Às vezes, cientistas anunciam resultados polêmicos e questionáveis de suas pesquisas e publicam-nos em meios de comunicação. Eles têm o propósito de animar debates sobre certos temas, fazer publicidade de grupos e instituições dedicados à ciência, ou simplesmente reiterar mitos do progresso. Numa dessas tentativas, o cosmólogo inglês Stephen Hawking anunciou que buracos negros não são o que achávamos que fossem (o jornal inglês The Independent sintetizou sua reportagem sobre os achados do cosmólogo com a frase “não existem buracos negros” em 25 de janeiro de 2014). Hawking o disse depois de décadas pesquisando sobre buracos negros. Teses propõem-se atrás de teses sobre os mistérios do universo.
É curioso que cientistas perscrutem os mistérios do universo no afã de provar matematicamente que Deus não existe, enquanto sequer conhecem a si mesmos. Esta afirmação não serve somente para cientistas. Buscamos as chaves dos segredos do universo, do planeta Terra, de um país e das outras pessoas, mas desconhecemos as vozes que gritam dentro de nós. Não sabemos de onde veio nossa máquina biológica tão meticulosamente articulada, nem os destinos de seu funcionamento.
Examinam-se ondas e luzes que supostamente tiveram origem há 13,8 bilhões de anos, mas temos tanta dificuldade de entender nossos seres interiores e por que nossas sociedades são o que são. Muito se tem feito para relacionar os conhecimentos fisiológicos aos anatômicos, para entender o funcionamento do cérebro e da luz interna (alma, espírito, consciência, etc.) que comanda o ser, e para entender os processos históricos que desencadeiam protestos, reformas e revoluções.
Não é fácil deixar de falar sobre milagres, deuses e outros mistérios. Uma grande dificuldade tem sido a de transformar convicções em saberes. Outra é a de transformar saberes em conhecimentos, como a do anúncio das “ondas gravitacionais primordiais” e “luzes polarizadas” que acabei de mencionar. Até mesmo o que se publica sob o respaldo da ciência é suscetível a polêmicas e questionamentos.
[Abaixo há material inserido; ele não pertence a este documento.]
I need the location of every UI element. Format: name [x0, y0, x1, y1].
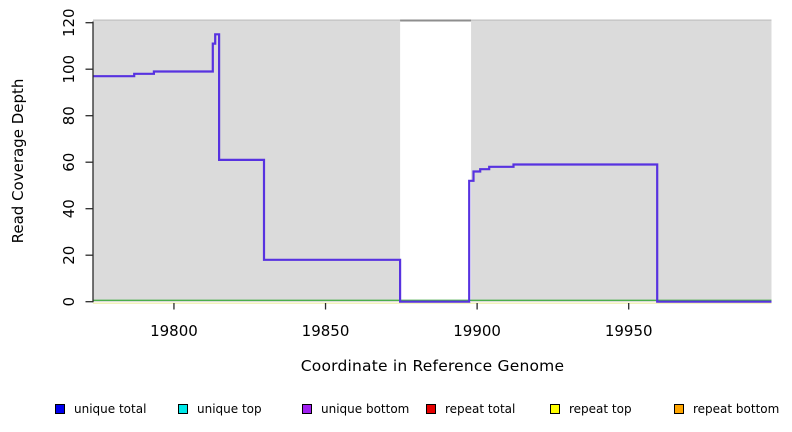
legend-swatch-unique-top	[178, 404, 188, 414]
x-axis-label: Coordinate in Reference Genome	[300, 357, 565, 375]
coverage-line	[93, 33, 772, 303]
x-tick-label: 19800	[150, 322, 198, 340]
y-tick-label: 120	[60, 8, 78, 37]
legend-swatch-repeat-bottom	[674, 404, 684, 414]
legend-label: repeat bottom	[693, 402, 780, 416]
legend-label: repeat total	[445, 402, 516, 416]
legend-swatch-repeat-top	[550, 404, 560, 414]
legend-label: repeat top	[569, 402, 632, 416]
coverage-plot: 0 20 40 60 80 100 120 19800 19850 19900 19950	[60, 8, 772, 340]
legend-item-repeat-total: repeat total	[426, 399, 515, 419]
legend-item-unique-total: unique total	[55, 399, 146, 419]
legend: unique total unique top unique bottom re…	[0, 399, 792, 425]
legend-item-unique-bottom: unique bottom	[302, 399, 409, 419]
y-tick-label: 0	[60, 297, 78, 307]
legend-swatch-unique-bottom	[302, 404, 312, 414]
legend-item-repeat-top: repeat top	[550, 399, 632, 419]
legend-swatch-repeat-total	[426, 404, 436, 414]
legend-label: unique total	[74, 402, 147, 416]
x-tick-label: 19950	[605, 322, 653, 340]
legend-label: unique bottom	[321, 402, 410, 416]
y-axis-label: Read Coverage Depth	[9, 78, 27, 244]
x-tick-label: 19900	[453, 322, 501, 340]
y-tick-label: 100	[60, 55, 78, 84]
legend-item-repeat-bottom: repeat bottom	[674, 399, 779, 419]
legend-label: unique top	[197, 402, 262, 416]
y-tick-label: 80	[60, 106, 78, 125]
x-tick-label: 19850	[302, 322, 350, 340]
legend-item-unique-top: unique top	[178, 399, 262, 419]
y-tick-label: 20	[60, 246, 78, 265]
legend-swatch-unique-total	[55, 404, 65, 414]
y-tick-label: 60	[60, 153, 78, 172]
y-tick-label: 40	[60, 199, 78, 218]
gap-band	[400, 21, 472, 302]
Vaidades, soberbias e outras inclinações más do ser humano nos colocam numa posição rebaixada diante dos desígnios do Plano Maior. Somos como cegos que querem ver a luz e entender os segredos da criação. Entre os gases intergalácticos, tragamos a fumaça de um charuto que se oferece para banguelas. E confraternizamos a superioridade da ciência, rodeados de um nevoeiro cognitivo.